What if you could get rid of your fear of heights, acquire a preference for exercise, and brighten your outlook on life?

Using a combination of artificial intelligence and brain scanning technology, researchers have discovered ways of removing specific fears from the brain, increase self-confidence, and even alter personal preferences.

This technique called Decoded Neurofeedback (DecNef) can lead to the development of new interventions and treatments for patients with post-traumatic stress disorder, phobias, anxiety disorders, and other mental health conditions.

DecNef is not effective in all individuals. Understanding how the brain can regulate its own activity patterns will explain this difference in outcome and establish the technique for clinical use. To this end, DecNef researchers have released a unique dataset of five different studies in a bid to accelerate its translation from basic science to application.

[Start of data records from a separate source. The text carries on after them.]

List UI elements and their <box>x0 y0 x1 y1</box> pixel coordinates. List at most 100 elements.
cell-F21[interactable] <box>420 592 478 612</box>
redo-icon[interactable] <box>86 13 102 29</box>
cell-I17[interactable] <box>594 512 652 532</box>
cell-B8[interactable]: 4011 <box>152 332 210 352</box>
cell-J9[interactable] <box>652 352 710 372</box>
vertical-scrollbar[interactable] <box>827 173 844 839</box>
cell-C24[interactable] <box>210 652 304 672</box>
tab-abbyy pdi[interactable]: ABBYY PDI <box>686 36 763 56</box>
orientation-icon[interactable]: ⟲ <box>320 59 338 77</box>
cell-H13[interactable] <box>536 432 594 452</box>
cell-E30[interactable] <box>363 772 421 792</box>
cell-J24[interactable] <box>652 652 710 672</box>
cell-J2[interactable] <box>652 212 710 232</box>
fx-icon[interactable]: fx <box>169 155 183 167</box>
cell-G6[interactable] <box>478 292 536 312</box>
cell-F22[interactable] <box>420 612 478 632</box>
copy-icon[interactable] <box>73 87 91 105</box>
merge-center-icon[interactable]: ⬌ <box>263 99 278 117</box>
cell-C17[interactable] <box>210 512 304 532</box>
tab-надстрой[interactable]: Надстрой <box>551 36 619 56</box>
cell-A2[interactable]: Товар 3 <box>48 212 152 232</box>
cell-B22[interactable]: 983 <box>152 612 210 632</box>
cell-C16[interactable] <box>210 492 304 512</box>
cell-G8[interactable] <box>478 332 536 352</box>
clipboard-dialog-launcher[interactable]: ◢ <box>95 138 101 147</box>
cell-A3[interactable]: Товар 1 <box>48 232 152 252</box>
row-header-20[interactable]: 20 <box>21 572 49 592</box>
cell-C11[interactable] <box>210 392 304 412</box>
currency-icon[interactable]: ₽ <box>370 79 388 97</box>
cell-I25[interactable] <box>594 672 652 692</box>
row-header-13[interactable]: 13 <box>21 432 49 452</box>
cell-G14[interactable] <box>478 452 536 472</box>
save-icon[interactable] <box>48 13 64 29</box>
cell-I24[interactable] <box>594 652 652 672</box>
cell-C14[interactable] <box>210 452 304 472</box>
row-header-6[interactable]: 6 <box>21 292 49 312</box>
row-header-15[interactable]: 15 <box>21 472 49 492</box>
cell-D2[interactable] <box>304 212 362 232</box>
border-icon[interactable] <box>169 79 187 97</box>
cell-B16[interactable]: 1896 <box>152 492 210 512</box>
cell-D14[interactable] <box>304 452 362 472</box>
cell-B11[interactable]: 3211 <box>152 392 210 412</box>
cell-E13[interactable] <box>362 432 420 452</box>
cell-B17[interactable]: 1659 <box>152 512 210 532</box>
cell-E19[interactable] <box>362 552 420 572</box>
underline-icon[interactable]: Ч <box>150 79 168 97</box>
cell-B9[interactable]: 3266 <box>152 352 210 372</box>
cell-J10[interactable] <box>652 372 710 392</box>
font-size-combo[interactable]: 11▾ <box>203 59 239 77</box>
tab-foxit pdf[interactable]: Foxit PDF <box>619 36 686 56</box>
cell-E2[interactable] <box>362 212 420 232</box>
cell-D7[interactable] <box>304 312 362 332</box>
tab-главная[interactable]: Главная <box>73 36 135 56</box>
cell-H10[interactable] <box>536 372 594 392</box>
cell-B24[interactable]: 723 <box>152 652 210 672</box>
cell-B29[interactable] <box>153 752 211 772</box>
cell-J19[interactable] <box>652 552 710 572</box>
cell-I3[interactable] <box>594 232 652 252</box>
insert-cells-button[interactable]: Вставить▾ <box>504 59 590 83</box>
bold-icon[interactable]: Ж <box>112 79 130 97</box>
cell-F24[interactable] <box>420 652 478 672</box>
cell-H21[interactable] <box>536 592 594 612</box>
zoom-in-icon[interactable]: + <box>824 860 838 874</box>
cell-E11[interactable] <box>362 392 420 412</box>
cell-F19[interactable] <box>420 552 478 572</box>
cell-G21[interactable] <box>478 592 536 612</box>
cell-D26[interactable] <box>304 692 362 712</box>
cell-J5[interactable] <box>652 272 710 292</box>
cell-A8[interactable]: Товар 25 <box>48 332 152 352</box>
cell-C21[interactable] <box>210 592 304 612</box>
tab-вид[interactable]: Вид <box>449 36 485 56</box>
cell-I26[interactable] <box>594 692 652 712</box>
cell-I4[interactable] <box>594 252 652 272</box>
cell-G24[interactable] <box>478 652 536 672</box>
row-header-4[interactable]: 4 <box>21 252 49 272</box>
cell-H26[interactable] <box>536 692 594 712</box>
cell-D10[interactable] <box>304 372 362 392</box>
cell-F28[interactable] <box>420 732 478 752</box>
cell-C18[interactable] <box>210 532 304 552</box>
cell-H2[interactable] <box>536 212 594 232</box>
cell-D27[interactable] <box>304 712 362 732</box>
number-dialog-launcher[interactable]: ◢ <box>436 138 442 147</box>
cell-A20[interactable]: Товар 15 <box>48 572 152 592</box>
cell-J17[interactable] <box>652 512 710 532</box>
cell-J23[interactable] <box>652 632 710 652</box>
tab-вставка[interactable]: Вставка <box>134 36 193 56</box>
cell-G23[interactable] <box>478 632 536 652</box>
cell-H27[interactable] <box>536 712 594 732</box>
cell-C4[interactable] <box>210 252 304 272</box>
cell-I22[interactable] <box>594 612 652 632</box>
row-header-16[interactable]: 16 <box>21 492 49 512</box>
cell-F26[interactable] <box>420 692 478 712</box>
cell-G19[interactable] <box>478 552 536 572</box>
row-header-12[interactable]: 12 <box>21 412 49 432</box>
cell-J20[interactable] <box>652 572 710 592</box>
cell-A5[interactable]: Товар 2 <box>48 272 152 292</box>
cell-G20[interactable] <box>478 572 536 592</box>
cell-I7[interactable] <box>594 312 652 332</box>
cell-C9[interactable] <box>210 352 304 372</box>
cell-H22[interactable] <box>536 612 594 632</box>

The researchers, an international collaborative team led by scientists at the Computational Neuroscience Labs of the ATR Institute International in Kyoto, Japan, have released a large, open-access neuroimaging database of more than 60 individuals who underwent DecNef training. This database consists of structural and functional images of the brain, machine learning decoders, and additional processed data.

In an article titled, “The DecNef collection, fMRI data from closed-loop decoded neurofeedback experiments,” published in the journal Scientific Data, a Nature publication, the authors described the protocol they adopted in compiling the database, including common and differing scanning parameters in the source data, meta-data, structure, anonymization, cleanup, alignment, and analysis.

Decoded Neurofeedback is based on a method to read and identify specific information in the brain—for example, a fear memory.

“In Decoded Neurofeedback experiments, brain scanning is used to monitor activity in the brain, and identify complex patterns of activity that resemble a specific memory or mental state. When the pattern is detected, we give our experimental participants a small reward. The simple action of repeatedly providing a reward every time the pattern is detected modifies the original memory or mental state. Importantly, participants do not need to be aware of the patterns’ content for this to work,” said Mitsuo Kawato, PhD, director of the Computational Neuroscience Laboratories at the ATR Institute International in Japan, and senior author on the paper and who pioneered the technique a decade ago.

To date there are close to 2,000 research articles on neurofeedback, employing both functional magnetic resonance imaging (fMRI) and non-fMRI techniques, that explore the potential application of the technique in a range of conditions from autism to pain management.

“The Decoded Neurofeedback approach could have major benefits for clinical populations over traditional treatments. Patients could avoid the stress associated with exposure therapies, or side-effects resulting from established drugs. As such, it is crucial we accelerate the development of the Decoded Neurofeedback technique—and this will only be possible if more scientists are able to work on the actual data,” said Aurelio Cortese, PhD, senior researcher at ATR Institute International and lead author of the paper, explaining the vision behind the release of the data.

DecNef is a form of closed-loop fMRI neurofeedback combined with machine learning approaches. It aims to alter brain dynamics. DecNef leverages multivoxel pattern analysis (MVPA) which is why it has high target specificity.

In contrast to approaches where one measures the overall activity level within a region-of-interest, by treating each voxel (a 3D version of a 2D pixel) in isolation, MVPA is based on algorithms that learn to decode information distributed in patterns of activity.

To avoid confounding neural activity due to cognitive processing, participants in a neurofeedback experiment are not informed about the content and purpose of the experiment, or the parameters being changed.

Using a method called hyperalignment, researchers can infer the target neural representation indirectly from surrogate participants. Hyperalignment constructs a common, high-dimensional space through a set of linear transformations of patterns of neural activity across participants.

These aspects make DecNef an attractive tool to develop novel clinical applications, particularly for neuropsychiatric disorders. DecNef is also useful in studying the basic functions of the brain.

To date, DecNef has been used to investigate vision and perceptual learning in early visual cortex, subjective preference in cingulate cortex, as well as perceptual confidence in the frontoparietal network.

The DecNef database aims to foster global research in neurofeedback through meta-analyses, computational models, and neural network simulations to reveal underlying neural mechanisms. The authors believe the field will considerably benefit from having access to the dataset, which comprises five independent studies, 60 individuals, and more than 200 hours of fMRI scanning time under DecNef training.

Anyone who wants to use the dataset must apply through the ATR institutional repository or Synapse, an online repository of neuroscientific data. The details on how to access the dataset are specified in the original publication as well as on the ATR and Synapse websites.

To engage the global scientific research community in an effort to further develop the database, the authors have also released the software required to perform DecNef experiments under the terms that researchers make their data available to the scientific community through the DecNef database.